The synergies between the Maine camp vernacular and Scandinavian architecture are numerous, starting with the gabled forms themselves and their humble size, which bow respectfully to the grandeur of the environment. Both genres also rely heavily on materials from their surroundings, in this case native Maine white pine siding “rough-sawn so you can see the milling process,” Hanley notes. The pine continues on the interior ceilings and casework, though the team chose white oak for the floors.

Also in the Scandinavian vein, Hanley suggested the black exterior. “That took some convincing on my part,” admits the husband. Hanley had wanted to use the Japanese charred-wood technique known as shou sugi ban, but his clients felt it would be a bit extreme. “Staining it black seemed modest by comparison,” jokes the wife.

For builder John Atkinson, the simplicity of the structures proved pretty straightforward. His favorite aspect of the project, he likes to say, was that “We didn’t destroy the site. Usually, you go in and level everything. We cut a few trees so we could move around the property. But we didn’t blast anything or fill it with sand or crushed stone. We nestled it right into the site.”
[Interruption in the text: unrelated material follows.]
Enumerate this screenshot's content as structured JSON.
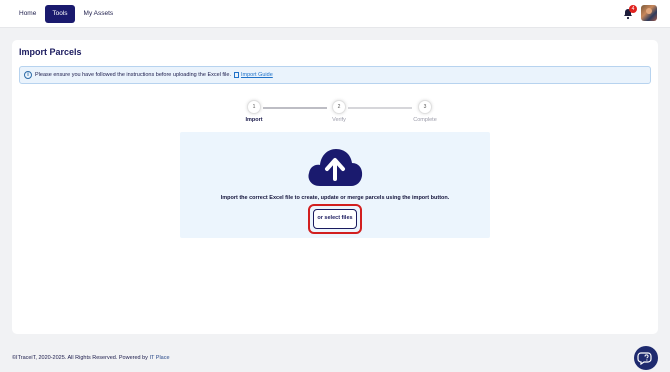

Everyone’s biggest stumbling block turned out to be the pandemic, which prevented the clients from visiting the camp as the construction unfolded. “At first we thought it would be a dream come true for John, not to have the owners hovering over him,” the wife says with a laugh. But, as Atkinson explains, “There are always a lot of things that need to be communicated on-site; pictures don’t always tell the whole story.”

Fortunately, the lumber order had been placed just before the pandemic hit. But many finishes, such as the wall tile in the primary bathroom and starter pieces of furniture (the house is still not fully appointed) had to be sourced in San Diego and sent to Maine.

Atkinson and landscape architect Mike Gillis collaborated on defining the construction envelope “to keep the land from being trampled by the crews,” says Gillis, “so that we could come back afterward and heal the areas disrupted by equipment.” He also regraded the land so that rainfall could be diverted away from the camp. Once this was achieved, he created stone steps and a Japanese-style walkway to the courtyard formed by the three pavilions. There he planted ferns, mosses, and natural ground covers so it would look completely of a piece with its setting.

In many ways, the house conforms to the ethos of the earliest rusticators, who also placed a premium on unspoiled nature when they jerry-built their own camps. “People don’t talk about the quiet projects enough,” laments Hanley. “It’s quiet and contemplative and threaded into the context that informs so much of it.”

This could not make Hanley’s clients, whose nieces and nephews also partake of this sublime simplicity, any happier. “I love the way the house just settles into the land,” says the husband. “It looks like it belongs here.”